Although the classical models of LC function would predict an impaired CHS in the absence of LCs, LC-deficient mice were still able to mount a CHS response and actually demonstrated twice as much ear swelling as their litter-mate controls.
"This is a major finding from this study - that mice that lack LCs still develop contact dermatitis," Dr. Kaplan tells Dermatology Times. "This shows that LCs are not required for the development of cutaneous immune responses. Moreover, mice lacking LCs developed much more severe contact dermatitis than their wild-type counterparts. This was unexpected and demonstrates that LCs, in fact, regulate cutaneous immune responses."
LCs prime CHS response
A series of adoptive transfer experiments revealed that LCs appear to act during the priming phase and not during the effector phase of the immune response.

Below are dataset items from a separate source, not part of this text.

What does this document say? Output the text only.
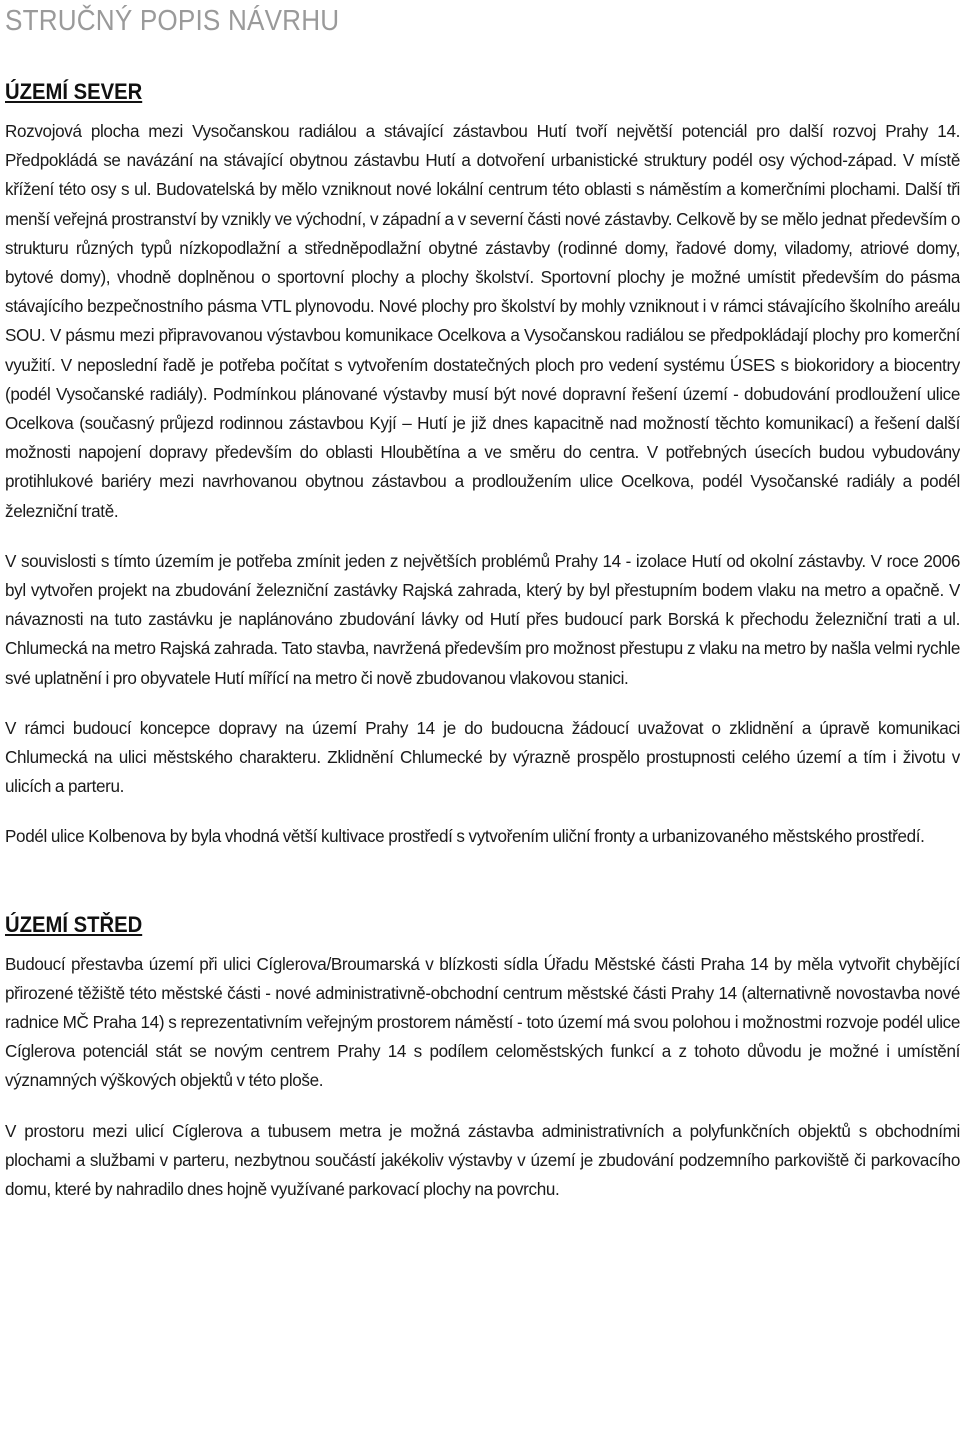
STRUČNÝ POPIS NÁVRHU
ÚZEMÍ SEVER

Rozvojová plocha mezi Vysočanskou radiálou a stávající zástavbou Hutí tvoří největší potenciál pro další rozvoj Prahy 14. Předpokládá se navázání na stávající obytnou zástavbu Hutí a dotvoření urbanistické struktury podél osy východ-západ. V místě křížení této osy s ul. Budovatelská by mělo vzniknout nové lokální centrum této oblasti s náměstím a komerčními plochami. Další tři menší veřejná prostranství by vznikly ve východní, v západní a v severní části nové zástavby. Celkově by se mělo jednat především o strukturu různých typů nízkopodlažní a středněpodlažní obytné zástavby (rodinné domy, řadové domy, viladomy, atriové domy, bytové domy), vhodně doplněnou o sportovní plochy a plochy školství. Sportovní plochy je možné umístit především do pásma stávajícího bezpečnostního pásma VTL plynovodu. Nové plochy pro školství by mohly vzniknout i v rámci stávajícího školního areálu SOU. V pásmu mezi připravovanou výstavbou komunikace Ocelkova a Vysočanskou radiálou se předpokládají plochy pro komerční využití. V neposlední řadě je potřeba počítat s vytvořením dostatečných ploch pro vedení systému ÚSES s biokoridory a biocentry (podél Vysočanské radiály). Podmínkou plánované výstavby musí být nové dopravní řešení území - dobudování prodloužení ulice Ocelkova (současný průjezd rodinnou zástavbou Kyjí – Hutí je již dnes kapacitně nad možností těchto komunikací) a řešení další možnosti napojení dopravy především do oblasti Hloubětína a ve směru do centra. V potřebných úsecích budou vybudovány protihlukové bariéry mezi navrhovanou obytnou zástavbou a prodloužením ulice Ocelkova, podél Vysočanské radiály a podél železniční tratě.

V souvislosti s tímto územím je potřeba zmínit jeden z největších problémů Prahy 14 - izolace Hutí od okolní zástavby. V roce 2006 byl vytvořen projekt na zbudování železniční zastávky Rajská zahrada, který by byl přestupním bodem vlaku na metro a opačně. V návaznosti na tuto zastávku je naplánováno zbudování lávky od Hutí přes budoucí park Borská k přechodu železniční trati a ul. Chlumecká na metro Rajská zahrada. Tato stavba, navržená především pro možnost přestupu z vlaku na metro by našla velmi rychle své uplatnění i pro obyvatele Hutí mířící na metro či nově zbudovanou vlakovou stanici.

V rámci budoucí koncepce dopravy na území Prahy 14 je do budoucna žádoucí uvažovat o zklidnění a úpravě komunikaci Chlumecká na ulici městského charakteru. Zklidnění Chlumecké by výrazně prospělo prostupnosti celého území a tím i životu v ulicích a parteru.

Podél ulice Kolbenova by byla vhodná větší kultivace prostředí s vytvořením uliční fronty a urbanizovaného městského prostředí.

ÚZEMÍ STŘED

Budoucí přestavba území při ulici Cíglerova/Broumarská v blízkosti sídla Úřadu Městské části Praha 14 by měla vytvořit chybějící přirozené těžiště této městské části - nové administrativně-obchodní centrum městské části Prahy 14 (alternativně novostavba nové radnice MČ Praha 14) s reprezentativním veřejným prostorem náměstí - toto území má svou polohou i možnostmi rozvoje podél ulice Cíglerova potenciál stát se novým centrem Prahy 14 s podílem celoměstských funkcí a z tohoto důvodu je možné i umístění významných výškových objektů v této ploše.

V prostoru mezi ulicí Cíglerova a tubusem metra je možná zástavba administrativních a polyfunkčních objektů s obchodními plochami a službami v parteru, nezbytnou součástí jakékoliv výstavby v území je zbudování podzemního parkoviště či parkovacího domu, které by nahradilo dnes hojně využívané parkovací plochy na povrchu.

"We noted an almost twofold increase in ear swelling in wild-type animals that received primed lymph node cells from Langerin DTA-mice compared with cells from litter-mate controls," Dr. Kaplan says.
On the other hand, lymph node cells that were primed in wild-type animals induced a similar degree of ear swelling whether they were transferred to wild-type or LC-deficient mice.
Investigators are currently testing other cutaneous responses and investigating the role of LCs in several animal disease models.